Neil - The transition from a fish that live sin water to a animal that's able to live on land is one the great transitions in the history of life. We know from a variety of different lines of evidence that this transition happened around 380 to 365 million years ago. We also know the likely players involved, the different kinds of fish that are likely to have given rise to land living animals. Now you know that when we're talking about land living animals, we're talking about a whole branch of the tree of life. This is the branch that includes amphibians, reptiles, birds, mammals and even us. So this is part of our own, albeit very ancient, evolutionary past. The discovery's really important because it's the discovery of a new kind of fish that blurs the distinction between fish and land living animals. It has a mosaic of features seen in both. Like a fish, it has scales, fins and a very primitive jaw. But like a land living animal it has ribs that fit together, it has a neck so the head can move around separately, and it has a flat head like primitive amphibians. Importantly, when you look inside the fin, it has a number of bones that compare very closely to the bones in our own wrist, in our own hand. And so in that sense, it's a real mosaic. It tells us to a great extent how parts of our skeleton evolved.
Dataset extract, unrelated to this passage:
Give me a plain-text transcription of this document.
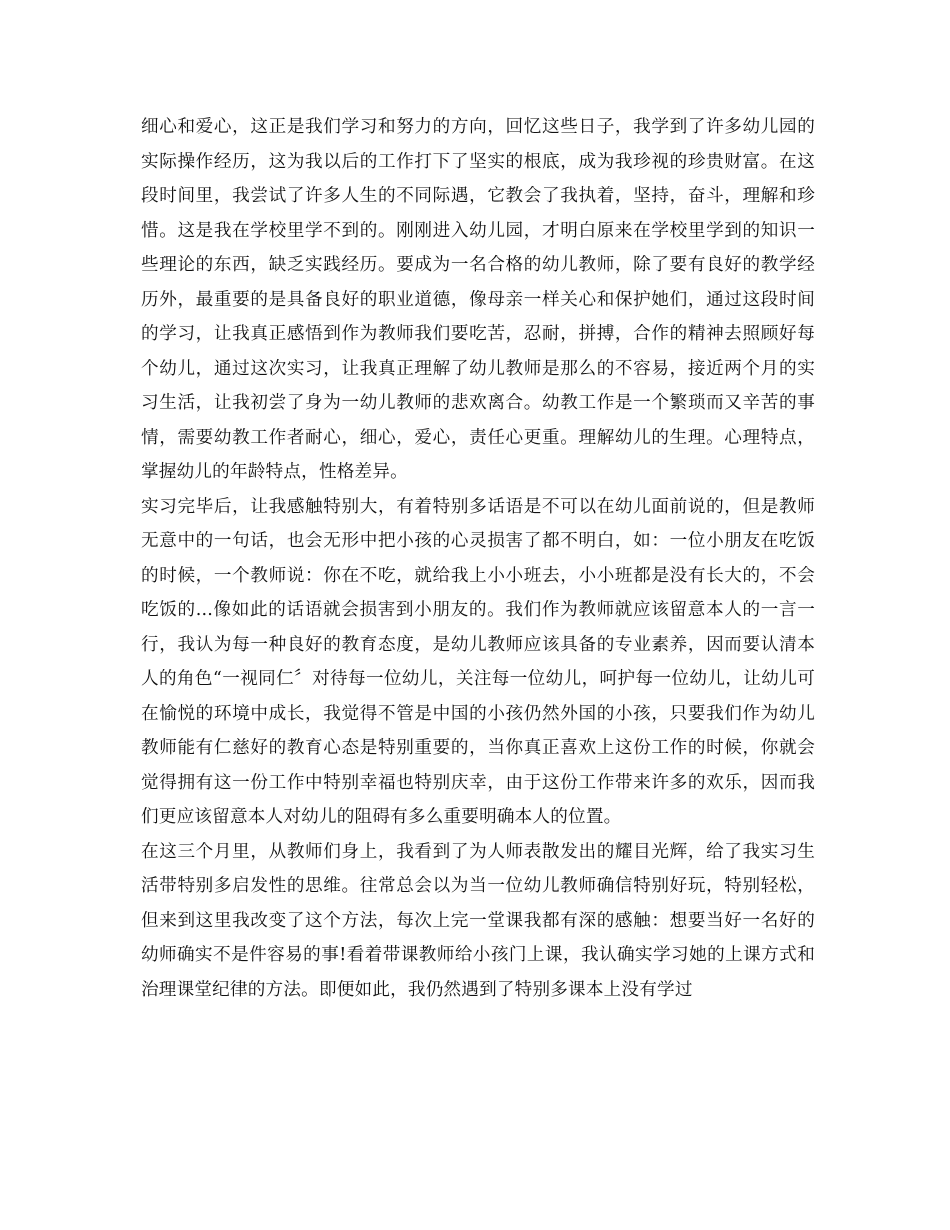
细心和爱心，这正是我们学习和努力的方向，回忆这些日子，我学到了许多幼儿园的实际操作经历，这为我以后的工作打下了坚实的根底，成为我珍视的珍贵财富。在这段时间里，我尝试了许多人生的不同际遇，它教会了我执着，坚持，奋斗，理解和珍惜。这是我在学校里学不到的。刚刚进入幼儿园，才明白原来在学校里学到的知识一些理论的东西，缺乏实践经历。要成为一名合格的幼儿教师，除了要有良好的教学经历外，最重要的是具备良好的职业道德，像母亲一样关心和保护她们，通过这段时间的学习，让我真正感悟到作为教师我们要吃苦，忍耐，拼搏，合作的精神去照顾好每个幼儿，通过这次实习，让我真正理解了幼儿教师是那么的不容易，接近两个月的实习生活，让我初尝了身为一幼儿教师的悲欢离合。幼教工作是一个繁琐而又辛苦的事情，需要幼教工作者耐心，细心，爱心，责任心更重。理解幼儿的生理。心理特点，掌握幼儿的年龄特点，性格差异。

实习完毕后，让我感触特别大，有着特别多话语是不可以在幼儿面前说的，但是教师无意中的一句话，也会无形中把小孩的心灵损害了都不明白，如：一位小朋友在吃饭的时候，一个教师说：你在不吃，就给我上小小班去，小小班都是没有长大的，不会吃饭的...像如此的话语就会损害到小朋友的。我们作为教师就应该留意本人的一言一行，我认为每一种良好的教育态度，是幼儿教师应该具备的专业素养，因而要认清本人的角色“一视同仁〞对待每一位幼儿，关注每一位幼儿，呵护每一位幼儿，让幼儿可在愉悦的环境中成长，我觉得不管是中国的小孩仍然外国的小孩，只要我们作为幼儿教师能有仁慈好的教育心态是特别重要的，当你真正喜欢上这份工作的时候，你就会觉得拥有这一份工作中特别幸福也特别庆幸，由于这份工作带来许多的欢乐，因而我们更应该留意本人对幼儿的阻碍有多么重要明确本人的位置。

在这三个月里，从教师们身上，我看到了为人师表散发出的耀目光辉，给了我实习生活带特别多启发性的思维。往常总会以为当一位幼儿教师确信特别好玩，特别轻松，但来到这里我改变了这个方法，每次上完一堂课我都有深的感触：想要当好一名好的幼师确实不是件容易的事!看着带课教师给小孩门上课，我认确实学习她的上课方式和治理课堂纪律的方法。即便如此，我仍然遇到了特别多课本上没有学过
Chris - Where was it found?
Neil - We found it in a place called Ellesmere Island, which is one of the northernmost island in Arctic Canada, 700 miles south of the North pole. When we work there in the summers, it's daylight 24-hours a day. There are polar bears walking around, there are musk ox, and it's a classic Arctic landscape with ice and glaciers. But between the ice and glaciers, there's bedrock and that bedrock is Devonian aged rock of about 375 million years old. The environments that are contained in those rocks reveal an ancient river or delta ecosystem. Within that delta ecosystem we're finding a variety of fish of which this new kind is just one.
Chris - But a common criticism in the past has been that there are hardly any of these fossils ever found, these transitions from one stage to another.
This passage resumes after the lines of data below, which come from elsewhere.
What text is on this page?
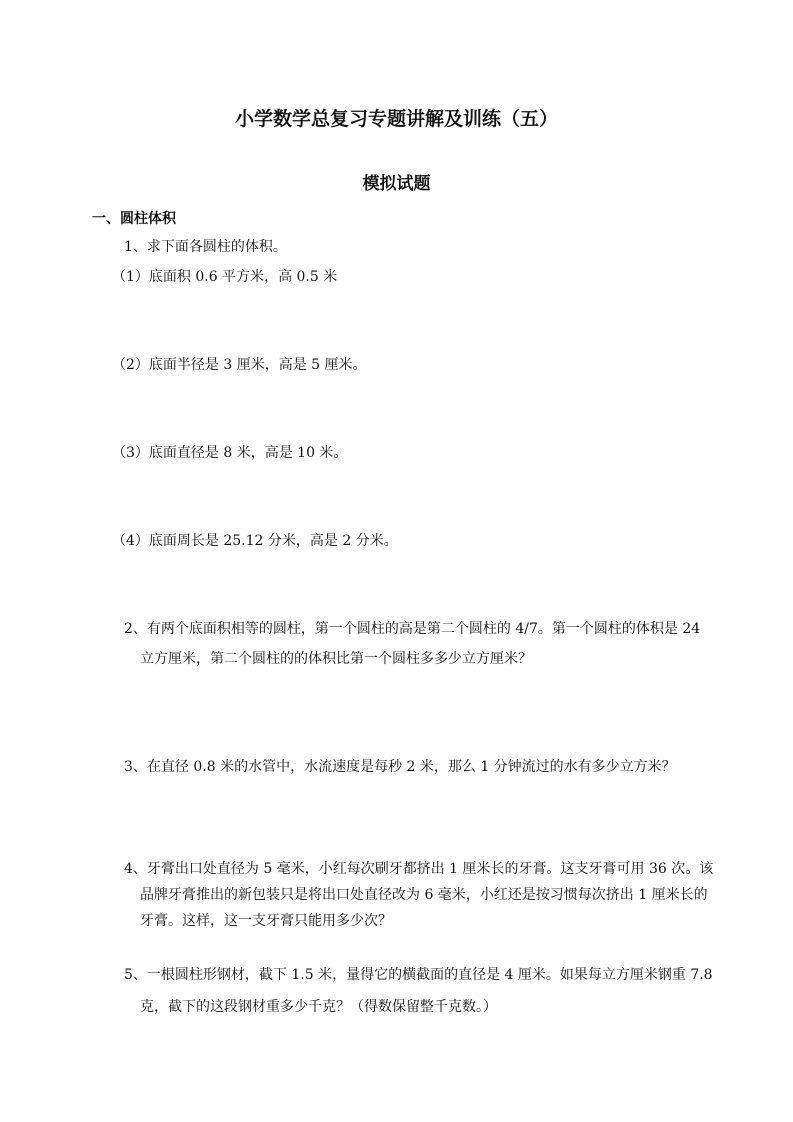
小学数学总复习专题讲解及训练（五）
模拟试题
一、圆柱体积

1、求下面各圆柱的体积。

（1）底面积 0.6 平方米，高 0.5 米

（2）底面半径是 3 厘米，高是 5 厘米。

（3）底面直径是 8 米，高是 10 米。

（4）底面周长是 25.12 分米，高是 2 分米。

2、有两个底面积相等的圆柱，第一个圆柱的高是第二个圆柱的 4/7。第一个圆柱的体积是 24

立方厘米，第二个圆柱的的体积比第一个圆柱多多少立方厘米？

3、在直径 0.8 米的水管中，水流速度是每秒 2 米，那么 1 分钟流过的水有多少立方米？

4、牙膏出口处直径为 5 毫米，小红每次刷牙都挤出 1 厘米长的牙膏。这支牙膏可用 36 次。该

品牌牙膏推出的新包装只是将出口处直径改为 6 毫米，小红还是按习惯每次挤出 1 厘米长的

牙膏。这样，这一支牙膏只能用多少次？

5、一根圆柱形钢材，截下 1.5 米，量得它的横截面的直径是 4 厘米。如果每立方厘米钢重 7.8

克，截下的这段钢材重多少千克？（得数保留整千克数。）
Neil - Exactly, and this really puts a lid on that because not only do we have a beautiful transitional form but we also have multiple skeletons of it. And when you compare this creature to other creatures that we've known about before: a creature called Panderichthys or Elpistostege, which are creatures that are known from the Baltics or Russia; or when we compare them to the earliest land living animals, a creature known as Acanthostega; when you put this whole series together, it's truly one of the most remarkable transitional series between different kinds of life in the history of the Earth.
Chris - How do you think it came by these interesting adaptations in the first place though?
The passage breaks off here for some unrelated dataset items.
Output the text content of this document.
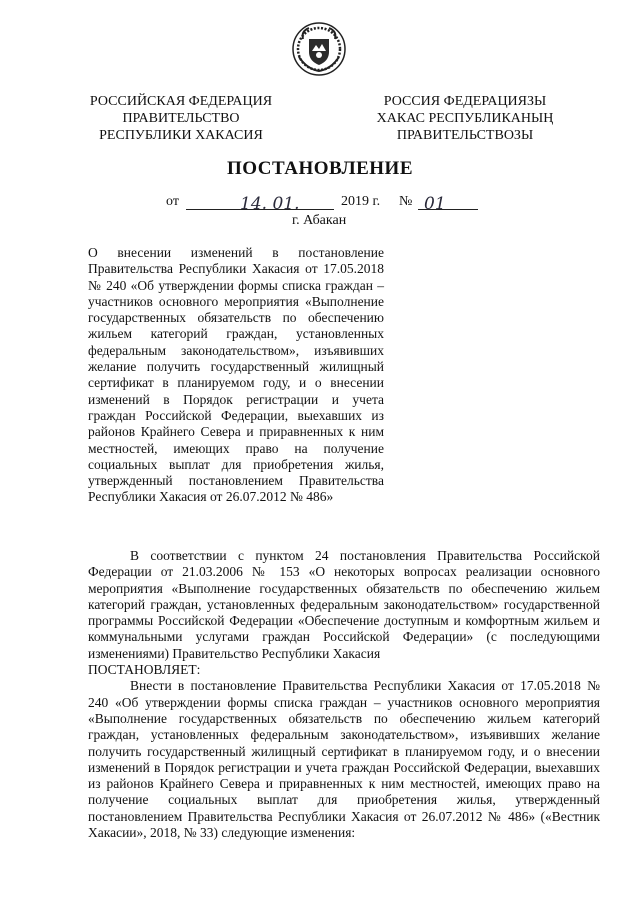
РОССИЙСКАЯ ФЕДЕРАЦИЯ
ПРАВИТЕЛЬСТВО
РЕСПУБЛИКИ ХАКАСИЯ
РОССИЯ ФЕДЕРАЦИЯЗЫ
ХАКАС РЕСПУБЛИКАНЫҢ
ПРАВИТЕЛЬСТВОЗЫ
ПОСТАНОВЛЕНИЕ
от	14. 01.	2019 г. № 01
г. Абакан
О внесении изменений в постановление Правительства Республики Хакасия от 17.05.2018 № 240 «Об утверждении формы списка граждан – участников основного мероприятия «Выполнение государственных обязательств по обеспечению жильем категорий граждан, установленных федеральным законодательством», изъявивших желание получить государственный жилищный сертификат в планируемом году, и о внесении изменений в Порядок регистрации и учета граждан Российской Федерации, выехавших из районов Крайнего Севера и приравненных к ним местностей, имеющих право на получение социальных выплат для приобретения жилья, утвержденный постановлением Правительства Республики Хакасия от 26.07.2012 № 486»

В соответствии с пунктом 24 постановления Правительства Российской Федерации от 21.03.2006 № 153 «О некоторых вопросах реализации основного мероприятия «Выполнение государственных обязательств по обеспечению жильем категорий граждан, установленных федеральным законодательством» государственной программы Российской Федерации «Обеспечение доступным и комфортным жильем и коммунальными услугами граждан Российской Федерации» (с последующими изменениями) Правительство Республики Хакасия

ПОСТАНОВЛЯЕТ:

Внести в постановление Правительства Республики Хакасия от 17.05.2018 № 240 «Об утверждении формы списка граждан – участников основного мероприятия «Выполнение государственных обязательств по обеспечению жильем категорий граждан, установленных федеральным законодательством», изъявивших желание получить государственный жилищный сертификат в планируемом году, и о внесении изменений в Порядок регистрации и учета граждан Российской Федерации, выехавших из районов Крайнего Севера и приравненных к ним местностей, имеющих право на получение социальных выплат для приобретения жилья, утвержденный постановлением Правительства Республики Хакасия от 26.07.2012 № 486» («Вестник Хакасии», 2018, № 33) следующие изменения:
Neil - Let's think about how this thing lived. What it has is a flat head with eyes on top much like a crocodile. It has nostrils on the side. It's a very flat animal. It has an appendage or a fin that's able to bend its elbow and its wrist. It has a rib cage which suggests that it was able to support itself in gravity. What you have is an animal that's clearly specialising for life on the water bottom, in the shallows or even out in the air for periods of time. So if we look at the geology of the site from where this thing came from, it came from a very small stream in a large delta and giant swampy environment. And it's within these small streams that we believe that we find the locus for the evolution of many creatures that later forms used to walk on land.